Between his two colleagues and the students themselves, he says, “we have had the pleasure of looking at issues of equity, of social justice, of rights, of fairness that we often don’t pay attention to.”
Preston says that as the three profs brainstormed topics before the semester, “we all had an interest in HIV-AIDS.”
“This disease looks totally different if we, say, take the African context and compare it to the US context,” she says. “It’s two different things: its impact on certain populations, the way it gets spread, the way it’s understood in discourse.” In the United States, the disease largely has been controlled by antiretroviral drugs developed to combat the disease, while in African nations, it remains a major killer because of lack of access to those treatments.
“We view HIV-AIDS as a treatable condition, something you live with. In most places in Africa, it is something you die from,” Preston says. “As many as 30 percent of South Africans are infected with HIV and are not being treated.” And there’s another difference: “It’s not a largely gay disease in Africa. Inordinately, it affects younger women right in the childbearing ages, who are, of course, then infecting children.”
As a humanist, Preston, whose scholarship focuses on literature and the performing arts, in particular queer theory, leads discussions on readings such as Angels in America, which was part of an activist backlash against the US government’s halting response to the disease when it first struck.

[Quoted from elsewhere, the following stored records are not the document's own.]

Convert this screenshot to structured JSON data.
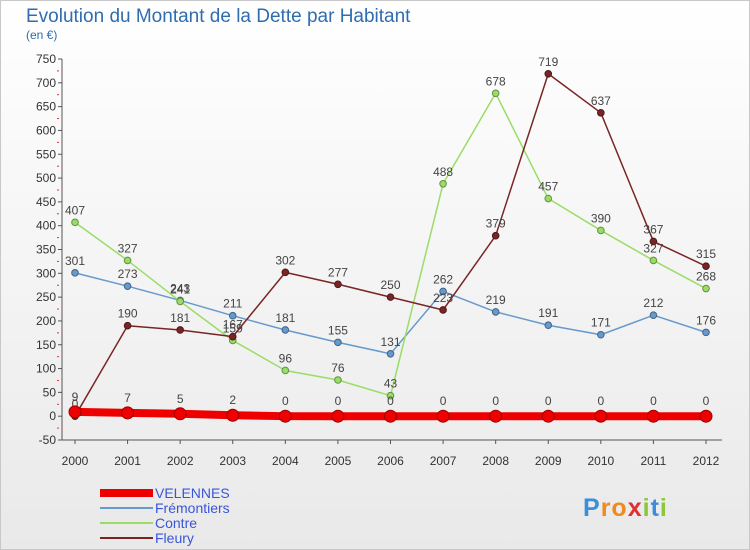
{
  "chart_data": {
    "type": "line",
    "title": "Evolution du Montant de la Dette par Habitant",
    "subtitle": "(en €)",
    "xlabel": "",
    "ylabel": "",
    "x": [
      "2000",
      "2001",
      "2002",
      "2003",
      "2004",
      "2005",
      "2006",
      "2007",
      "2008",
      "2009",
      "2010",
      "2011",
      "2012"
    ],
    "ylim": [
      -50,
      750
    ],
    "yticks": [
      -50,
      0,
      50,
      100,
      150,
      200,
      250,
      300,
      350,
      400,
      450,
      500,
      550,
      600,
      650,
      700,
      750
    ],
    "grid": false,
    "legend_position": "bottom-left",
    "series": [
      {
        "name": "VELENNES",
        "color": "#ee0000",
        "values": [
          9,
          7,
          5,
          2,
          0,
          0,
          0,
          0,
          0,
          0,
          0,
          0,
          0
        ]
      },
      {
        "name": "Frémontiers",
        "color": "#6699cc",
        "values": [
          301,
          273,
          243,
          211,
          181,
          155,
          131,
          262,
          219,
          191,
          171,
          212,
          176
        ]
      },
      {
        "name": "Contre",
        "color": "#99dd66",
        "values": [
          407,
          327,
          241,
          159,
          96,
          76,
          43,
          488,
          678,
          457,
          390,
          327,
          268
        ]
      },
      {
        "name": "Fleury",
        "color": "#7a2525",
        "values": [
          0,
          190,
          181,
          167,
          302,
          277,
          250,
          223,
          379,
          719,
          637,
          367,
          315
        ]
      }
    ]
  },
  "watermark": {
    "text": "Proxiti"
  }
}
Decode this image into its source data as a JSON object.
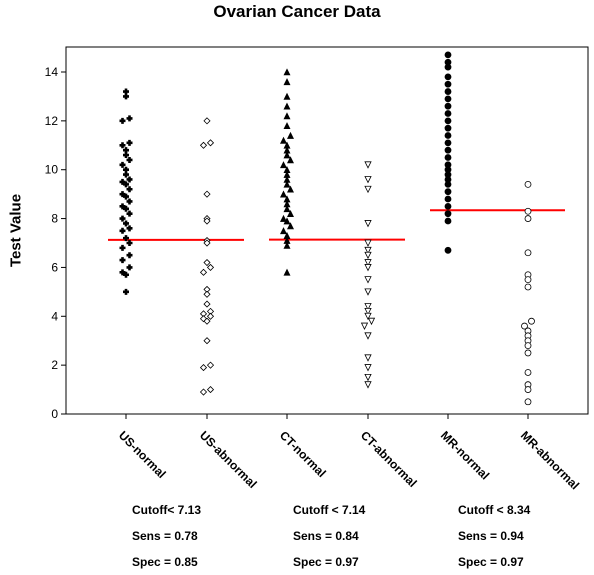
{
  "chart_data": {
    "type": "scatter",
    "title": "Ovarian Cancer Data",
    "ylabel": "Test Value",
    "xlabel": "",
    "ylim": [
      0,
      15
    ],
    "yticks": [
      0,
      2,
      4,
      6,
      8,
      10,
      12,
      14
    ],
    "categories": [
      "US-normal",
      "US-abnormal",
      "CT-normal",
      "CT-abnormal",
      "MR-normal",
      "MR-abnormal"
    ],
    "series": [
      {
        "category": "US-normal",
        "marker": "cross-filled",
        "values": [
          5.0,
          5.7,
          5.8,
          6.0,
          6.3,
          6.5,
          6.8,
          7.0,
          7.2,
          7.5,
          7.6,
          7.8,
          8.0,
          8.2,
          8.4,
          8.5,
          8.7,
          8.9,
          9.0,
          9.2,
          9.4,
          9.5,
          9.6,
          9.8,
          10.0,
          10.2,
          10.4,
          10.6,
          10.8,
          11.0,
          11.1,
          12.0,
          12.1,
          13.0,
          13.2
        ]
      },
      {
        "category": "US-abnormal",
        "marker": "diamond-open",
        "values": [
          0.9,
          1.0,
          1.9,
          2.0,
          3.0,
          3.8,
          3.9,
          4.0,
          4.1,
          4.2,
          4.5,
          4.9,
          5.1,
          5.8,
          6.0,
          6.2,
          7.0,
          7.1,
          7.9,
          8.0,
          9.0,
          11.0,
          11.1,
          12.0
        ]
      },
      {
        "category": "CT-normal",
        "marker": "triangle-up-filled",
        "values": [
          5.8,
          6.9,
          7.1,
          7.3,
          7.5,
          7.7,
          7.9,
          8.0,
          8.2,
          8.4,
          8.6,
          8.8,
          9.0,
          9.2,
          9.4,
          9.6,
          9.8,
          10.0,
          10.2,
          10.4,
          10.6,
          10.8,
          11.0,
          11.2,
          11.4,
          11.8,
          12.2,
          12.6,
          13.0,
          13.6,
          14.0
        ]
      },
      {
        "category": "CT-abnormal",
        "marker": "triangle-down-open",
        "values": [
          1.2,
          1.5,
          1.9,
          2.3,
          3.2,
          3.6,
          3.8,
          4.0,
          4.2,
          4.4,
          5.0,
          5.5,
          6.0,
          6.2,
          6.5,
          6.7,
          7.0,
          7.8,
          9.2,
          9.6,
          10.2
        ]
      },
      {
        "category": "MR-normal",
        "marker": "circle-filled",
        "values": [
          6.7,
          7.9,
          8.2,
          8.5,
          8.8,
          9.1,
          9.4,
          9.6,
          9.8,
          10.0,
          10.2,
          10.5,
          10.8,
          11.1,
          11.4,
          11.7,
          12.0,
          12.3,
          12.6,
          12.9,
          13.2,
          13.5,
          13.8,
          14.2,
          14.4,
          14.7
        ]
      },
      {
        "category": "MR-abnormal",
        "marker": "circle-open",
        "values": [
          0.5,
          1.0,
          1.2,
          1.7,
          2.5,
          2.8,
          3.0,
          3.2,
          3.4,
          3.6,
          3.8,
          5.2,
          5.5,
          5.7,
          6.6,
          8.0,
          8.3,
          9.4
        ]
      }
    ],
    "cutoffs": [
      {
        "between": [
          "US-normal",
          "US-abnormal"
        ],
        "value": 7.13,
        "color": "#ff0000"
      },
      {
        "between": [
          "CT-normal",
          "CT-abnormal"
        ],
        "value": 7.14,
        "color": "#ff0000"
      },
      {
        "between": [
          "MR-normal",
          "MR-abnormal"
        ],
        "value": 8.34,
        "color": "#ff0000"
      }
    ],
    "grid": false,
    "legend": "none"
  },
  "stats": [
    {
      "cutoff": "Cutoff< 7.13",
      "sens": "Sens = 0.78",
      "spec": "Spec = 0.85"
    },
    {
      "cutoff": "Cutoff < 7.14",
      "sens": "Sens = 0.84",
      "spec": "Spec = 0.97"
    },
    {
      "cutoff": "Cutoff < 8.34",
      "sens": "Sens = 0.94",
      "spec": "Spec = 0.97"
    }
  ],
  "colors": {
    "marker": "#000000",
    "cutoff_line": "#ff0000",
    "axis": "#000000"
  }
}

Part of her lessons on that activism includes screening a news clip that she says is a Wayback Machine revelation to the class. In it, a reporter asks President Reagan’s press secretary about the new, mysterious killer of gay men amid laughter and questioning of his sexual orientation. “It’s really moving for the students to see that this is not very long ago when this was treated as a joke because it was attached to homosexuality,” she says.